The guards didn’t know what to do, because they didn’t want to shoot the four young people. The Ickabog shuffled ever closer, and its size and strangeness were both terrifying. But it had a kindly look in its enormous eyes, and was holding snowdrops in its paw. At last, reaching the guards, the Ickabog came to a halt, bent down, and offered each of them a snowdrop.
The guards took the flowers, because they were afraid not to. Then the Ickabog patted each of them gently on the head, as it had done to the sheep, and walked on into Jeroboam.
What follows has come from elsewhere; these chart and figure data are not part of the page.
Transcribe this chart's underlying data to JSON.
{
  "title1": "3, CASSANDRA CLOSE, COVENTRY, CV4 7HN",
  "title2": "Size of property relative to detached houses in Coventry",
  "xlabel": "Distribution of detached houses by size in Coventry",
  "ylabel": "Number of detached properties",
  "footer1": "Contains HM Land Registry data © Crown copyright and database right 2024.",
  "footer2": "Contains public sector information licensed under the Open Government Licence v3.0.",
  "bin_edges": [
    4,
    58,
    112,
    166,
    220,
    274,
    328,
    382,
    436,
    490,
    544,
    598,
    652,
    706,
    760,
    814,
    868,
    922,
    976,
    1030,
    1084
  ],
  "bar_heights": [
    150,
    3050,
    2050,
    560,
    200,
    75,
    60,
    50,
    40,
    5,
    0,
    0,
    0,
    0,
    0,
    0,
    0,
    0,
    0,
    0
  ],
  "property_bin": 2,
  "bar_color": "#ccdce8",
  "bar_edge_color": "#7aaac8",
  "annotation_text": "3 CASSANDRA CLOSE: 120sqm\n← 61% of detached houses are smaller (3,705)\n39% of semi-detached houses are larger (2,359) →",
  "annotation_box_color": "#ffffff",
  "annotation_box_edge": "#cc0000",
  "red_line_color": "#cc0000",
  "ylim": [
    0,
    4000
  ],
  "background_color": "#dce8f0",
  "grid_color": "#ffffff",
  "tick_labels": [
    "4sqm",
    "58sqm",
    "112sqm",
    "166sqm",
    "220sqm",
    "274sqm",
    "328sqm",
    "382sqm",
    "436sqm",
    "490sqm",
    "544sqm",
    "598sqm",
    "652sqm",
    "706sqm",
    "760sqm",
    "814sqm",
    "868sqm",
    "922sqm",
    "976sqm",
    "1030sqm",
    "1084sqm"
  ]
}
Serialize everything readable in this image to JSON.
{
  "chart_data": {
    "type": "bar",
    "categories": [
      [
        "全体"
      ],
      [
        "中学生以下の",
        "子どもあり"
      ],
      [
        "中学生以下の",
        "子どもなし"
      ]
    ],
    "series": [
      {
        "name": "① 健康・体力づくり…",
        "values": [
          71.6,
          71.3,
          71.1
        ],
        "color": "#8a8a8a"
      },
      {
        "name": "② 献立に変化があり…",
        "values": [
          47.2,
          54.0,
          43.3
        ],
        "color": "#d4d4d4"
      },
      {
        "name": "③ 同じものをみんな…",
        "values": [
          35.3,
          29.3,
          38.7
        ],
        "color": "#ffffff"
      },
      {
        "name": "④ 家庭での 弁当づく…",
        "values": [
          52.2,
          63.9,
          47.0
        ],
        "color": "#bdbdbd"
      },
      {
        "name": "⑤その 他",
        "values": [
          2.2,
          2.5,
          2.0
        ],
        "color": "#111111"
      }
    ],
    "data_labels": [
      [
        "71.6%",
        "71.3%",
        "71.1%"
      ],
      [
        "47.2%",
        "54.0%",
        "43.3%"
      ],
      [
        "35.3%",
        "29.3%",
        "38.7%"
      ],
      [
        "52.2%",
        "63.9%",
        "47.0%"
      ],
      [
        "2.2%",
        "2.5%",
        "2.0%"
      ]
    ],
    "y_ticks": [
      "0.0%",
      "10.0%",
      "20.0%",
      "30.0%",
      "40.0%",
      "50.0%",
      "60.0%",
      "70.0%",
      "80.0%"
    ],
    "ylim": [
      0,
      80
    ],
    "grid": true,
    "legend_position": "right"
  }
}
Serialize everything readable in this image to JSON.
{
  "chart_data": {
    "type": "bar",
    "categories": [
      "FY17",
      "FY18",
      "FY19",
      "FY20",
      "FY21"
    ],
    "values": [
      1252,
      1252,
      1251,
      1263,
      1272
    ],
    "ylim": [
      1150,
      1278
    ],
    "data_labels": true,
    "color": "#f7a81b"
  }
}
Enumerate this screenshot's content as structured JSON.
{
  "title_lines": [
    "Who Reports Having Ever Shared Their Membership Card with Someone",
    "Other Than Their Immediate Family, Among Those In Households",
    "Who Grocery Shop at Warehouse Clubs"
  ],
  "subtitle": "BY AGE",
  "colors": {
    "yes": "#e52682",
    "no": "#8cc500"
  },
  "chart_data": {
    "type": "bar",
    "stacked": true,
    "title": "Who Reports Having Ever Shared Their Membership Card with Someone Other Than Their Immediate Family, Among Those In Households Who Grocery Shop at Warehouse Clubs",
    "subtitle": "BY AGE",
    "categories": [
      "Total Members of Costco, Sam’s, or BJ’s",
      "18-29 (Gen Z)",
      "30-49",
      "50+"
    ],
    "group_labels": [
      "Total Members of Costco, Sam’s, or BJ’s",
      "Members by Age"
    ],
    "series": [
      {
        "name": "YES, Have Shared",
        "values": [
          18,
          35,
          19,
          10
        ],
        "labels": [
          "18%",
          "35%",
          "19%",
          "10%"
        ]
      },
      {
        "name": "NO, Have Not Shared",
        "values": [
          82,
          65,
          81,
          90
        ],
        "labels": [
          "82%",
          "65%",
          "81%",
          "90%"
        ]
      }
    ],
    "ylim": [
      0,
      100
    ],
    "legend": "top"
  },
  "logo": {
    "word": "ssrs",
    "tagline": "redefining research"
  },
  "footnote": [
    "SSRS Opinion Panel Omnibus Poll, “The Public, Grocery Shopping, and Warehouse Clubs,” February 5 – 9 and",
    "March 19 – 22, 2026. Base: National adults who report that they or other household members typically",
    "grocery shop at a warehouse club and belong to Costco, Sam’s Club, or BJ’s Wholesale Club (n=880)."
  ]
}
There were screams on every side: people fled before the Ickabog, or dived to find weapons, but Bert and Roderick marched resolutely in front of it, holding up their signs, and the Ickabog continued offering snowdrops to passers-by, until at last a young woman bravely took one. The Ickabog was so delighted it thanked her in its booming voice, which made more people scream, but others edged closer to the Ickabog, and soon a little crowd of people was clustered around the monster, taking snowdrops from its paw and laughing. And the Ickabog was starting to smile too. It had never expected to be cheered or thanked by people.
‘I told you they’d love you if they knew you!’ Daisy whispered in the Ickabog’s ear.
‘Come with us!’ shouted Bert at the crowd. ‘We’re marching south, to see the king!’
And now the Jeroboamers, who’d suffered so much under Spittleworth’s rule, ran back to their houses to fetch torches, pitchforks, and guns, not to harm the Ickabog, but to protect it. Furious at the lies they’d been told, they clustered around the monster, and off they marched through the gathering darkness, with only one short detour.
Daisy insisted on stopping at the orphanage. Though the door was of course firmly locked and bolted, a kick from the Ickabog soon put that right. The Ickabog helped Daisy gently down, and she ran inside to fetch all the children. The little ones scrambled up into the wagon, the Hopkins twins fell into the arms of their parents, and the larger children joined the crowd, while Ma Grunter screamed and stormed and tried to call them back. Then she saw the Ickabog’s huge hairy face squinting at her through a window and, I’m happy to tell you, she passed out cold on the floor.
Then the delighted Ickabog continued down the main street of Jeroboam, collecting more and more people as it went, and nobody noticed Basher John watching from a corner as the crowd passed. Basher John, who’d been drinking in a local tavern, hadn’t forgotten the bloody nose he’d received from Roderick Roach on the night the two boys stole his keys. He realised at once that if these troublemakers, with their overgrown marsh monster, reached the capital, anybody who’d made pots of gold from the myth of the dangerous Ickabog would be in trouble. So instead of returning to the orphanage, Basher John stole another drinker’s horse from outside the tavern.
Unlike the Ickabog, which was moving slowly, Basher John was soon galloping south, to warn Lord Spittleworth of the danger marching on Chouxville.